I glanced over my shoulder. “They aren’t preachers, Weddle, if I know my Yavi. And I do. I grew up on Yavet.”
My new partner wrinkled his forehead. “You? You look as Trueborn as I do.”
Actually, nobody looked as white-bread Trueborn as Weddle. Fortunately, the look blended with the Tressens with whom we would be mingling.
“Long, boring story. Weddle, there are two kinds of Yavi. The first kind are the general population. Short, docile, beat down by generations of
overcrowding.” I jerked my thumb at the Yavi lunch group. “The second kind of Yavi are those jokers. Military, and cops who act like military. The second kind make sure the first kind stay docile. They make decent soldiers, and excellent bullies.”
The bulk of Emerald River’s cargo consisted of farm implements, electronics, and the latest consumer goods from the Motherworld. Those items would be off-loaded at intermediate planetary waypoints. Once the cruiser reached her turnaround point, which for an embargoed world like Tressel was a geosynchronous parking orbit, she would off-load in orbit her remaining cargo. That consisted of a minimal volume of unembargoed humanitarian items, mostly medical supplies and the freely distributed Trueborn holy books called Gideon Bibles.
Emerald River would also off-load a personnel pod carrying the twenty liars who sat on the other side of the dining salon.

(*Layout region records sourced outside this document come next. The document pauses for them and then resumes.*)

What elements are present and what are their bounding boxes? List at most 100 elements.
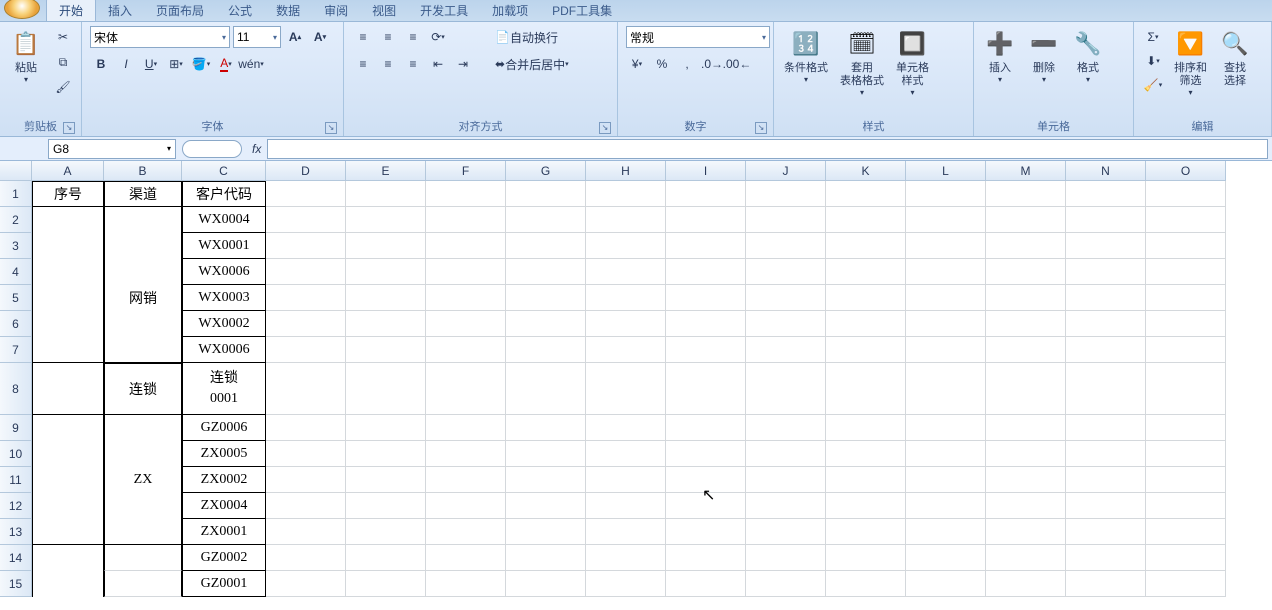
tab-insert[interactable]: 插入 xyxy=(96,0,144,21)
cell-M2[interactable] xyxy=(986,207,1066,233)
cell-J8[interactable] xyxy=(746,363,826,415)
cell-J3[interactable] xyxy=(746,233,826,259)
cell-L11[interactable] xyxy=(906,467,986,493)
align-bottom-button[interactable]: ≡ xyxy=(402,26,424,48)
cell-K1[interactable] xyxy=(826,181,906,207)
tab-data[interactable]: 数据 xyxy=(264,0,312,21)
cell-O11[interactable] xyxy=(1146,467,1226,493)
cell-L3[interactable] xyxy=(906,233,986,259)
cell-M3[interactable] xyxy=(986,233,1066,259)
col-header-A[interactable]: A xyxy=(32,161,104,181)
cell-H5[interactable] xyxy=(586,285,666,311)
row-header-15[interactable]: 15 xyxy=(0,571,32,597)
cell-L13[interactable] xyxy=(906,519,986,545)
cell-D9[interactable] xyxy=(266,415,346,441)
cell-I13[interactable] xyxy=(666,519,746,545)
cell-B14[interactable] xyxy=(104,545,182,571)
cell-O5[interactable] xyxy=(1146,285,1226,311)
wrap-text-button[interactable]: 📄 自动换行 xyxy=(490,26,563,48)
cell-E10[interactable] xyxy=(346,441,426,467)
cell-L9[interactable] xyxy=(906,415,986,441)
office-button[interactable] xyxy=(4,0,40,19)
cell-E11[interactable] xyxy=(346,467,426,493)
cell-J11[interactable] xyxy=(746,467,826,493)
cell-B9[interactable] xyxy=(104,415,182,441)
cell-N5[interactable] xyxy=(1066,285,1146,311)
number-format-combo[interactable]: 常规▾ xyxy=(626,26,770,48)
cell-F1[interactable] xyxy=(426,181,506,207)
cell-K5[interactable] xyxy=(826,285,906,311)
col-header-I[interactable]: I xyxy=(666,161,746,181)
cell-E1[interactable] xyxy=(346,181,426,207)
cell-K4[interactable] xyxy=(826,259,906,285)
cell-L15[interactable] xyxy=(906,571,986,597)
cell-G9[interactable] xyxy=(506,415,586,441)
cell-A8[interactable] xyxy=(32,363,104,415)
grow-font-button[interactable]: A▴ xyxy=(284,26,306,48)
cell-F11[interactable] xyxy=(426,467,506,493)
cell-C15[interactable]: GZ0001 xyxy=(182,571,266,597)
cell-I11[interactable] xyxy=(666,467,746,493)
row-header-3[interactable]: 3 xyxy=(0,233,32,259)
cell-N8[interactable] xyxy=(1066,363,1146,415)
cell-G8[interactable] xyxy=(506,363,586,415)
cell-H13[interactable] xyxy=(586,519,666,545)
cell-O15[interactable] xyxy=(1146,571,1226,597)
insert-cells-button[interactable]: ➕插入▾ xyxy=(978,24,1022,88)
cell-G1[interactable] xyxy=(506,181,586,207)
col-header-H[interactable]: H xyxy=(586,161,666,181)
cell-E7[interactable] xyxy=(346,337,426,363)
cell-N9[interactable] xyxy=(1066,415,1146,441)
cell-M14[interactable] xyxy=(986,545,1066,571)
cell-G7[interactable] xyxy=(506,337,586,363)
cell-L7[interactable] xyxy=(906,337,986,363)
cell-C8[interactable]: 连锁0001 xyxy=(182,363,266,415)
cell-D4[interactable] xyxy=(266,259,346,285)
cell-N6[interactable] xyxy=(1066,311,1146,337)
cell-D11[interactable] xyxy=(266,467,346,493)
cell-H6[interactable] xyxy=(586,311,666,337)
font-launcher[interactable]: ↘ xyxy=(325,122,337,134)
align-left-button[interactable]: ≡ xyxy=(352,53,374,75)
cell-N11[interactable] xyxy=(1066,467,1146,493)
cell-A14[interactable] xyxy=(32,545,104,571)
cell-G13[interactable] xyxy=(506,519,586,545)
cell-M4[interactable] xyxy=(986,259,1066,285)
border-button[interactable]: ⊞▾ xyxy=(165,53,187,75)
cell-B3[interactable] xyxy=(104,233,182,259)
cell-M11[interactable] xyxy=(986,467,1066,493)
cell-J15[interactable] xyxy=(746,571,826,597)
cell-G15[interactable] xyxy=(506,571,586,597)
cell-K11[interactable] xyxy=(826,467,906,493)
indent-decrease-button[interactable]: ⇤ xyxy=(427,53,449,75)
cell-I1[interactable] xyxy=(666,181,746,207)
cell-J2[interactable] xyxy=(746,207,826,233)
cell-O10[interactable] xyxy=(1146,441,1226,467)
cell-C10[interactable]: ZX0005 xyxy=(182,441,266,467)
cell-F7[interactable] xyxy=(426,337,506,363)
cell-D1[interactable] xyxy=(266,181,346,207)
cell-G12[interactable] xyxy=(506,493,586,519)
cell-K2[interactable] xyxy=(826,207,906,233)
align-top-button[interactable]: ≡ xyxy=(352,26,374,48)
cell-M9[interactable] xyxy=(986,415,1066,441)
cell-F15[interactable] xyxy=(426,571,506,597)
cell-O6[interactable] xyxy=(1146,311,1226,337)
cell-B6[interactable] xyxy=(104,311,182,337)
tab-review[interactable]: 审阅 xyxy=(312,0,360,21)
cell-B8[interactable]: 连锁 xyxy=(104,363,182,415)
cell-L10[interactable] xyxy=(906,441,986,467)
cell-B5[interactable]: 网销 xyxy=(104,285,182,311)
row-header-1[interactable]: 1 xyxy=(0,181,32,207)
col-header-C[interactable]: C xyxy=(182,161,266,181)
cell-J1[interactable] xyxy=(746,181,826,207)
cell-K7[interactable] xyxy=(826,337,906,363)
cell-O4[interactable] xyxy=(1146,259,1226,285)
cell-H4[interactable] xyxy=(586,259,666,285)
delete-cells-button[interactable]: ➖删除▾ xyxy=(1022,24,1066,88)
cell-M13[interactable] xyxy=(986,519,1066,545)
cell-C13[interactable]: ZX0001 xyxy=(182,519,266,545)
cell-F14[interactable] xyxy=(426,545,506,571)
cell-M12[interactable] xyxy=(986,493,1066,519)
cell-E3[interactable] xyxy=(346,233,426,259)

The cargo, human and otherwise, would be shuttled down aboard old-fashioned chemical-fueled space planes operated by neutrals under contract with the Union.
Once on Tressel, the twenty liars would not distribute holy books. They would do what Yavi covert military parties did on every outworld. Build Yavi influence, at the expense of Earth’s influence, by espionage and violence.
Not that Weddle and I were much better. We were supposed to be tourists. He wore a flower-print shirt and kept poking his own cheek with the umbrella garnish that stuck up out of his drink.
Neither we nor the Yavi were fooling the other. The charade had teetered at an uneasy balance point for decades.
Neither the Trueborns nor the Yavi wanted Cold War II to explode into Interstellar War II. The Yavi had the Human Union’s largest population and correspondingly largest gross planetary product. The Trueborns had the smug prestige of being the cradle of mankind. More importantly, the Trueborns controlled the starships that connected the worlds of the Union.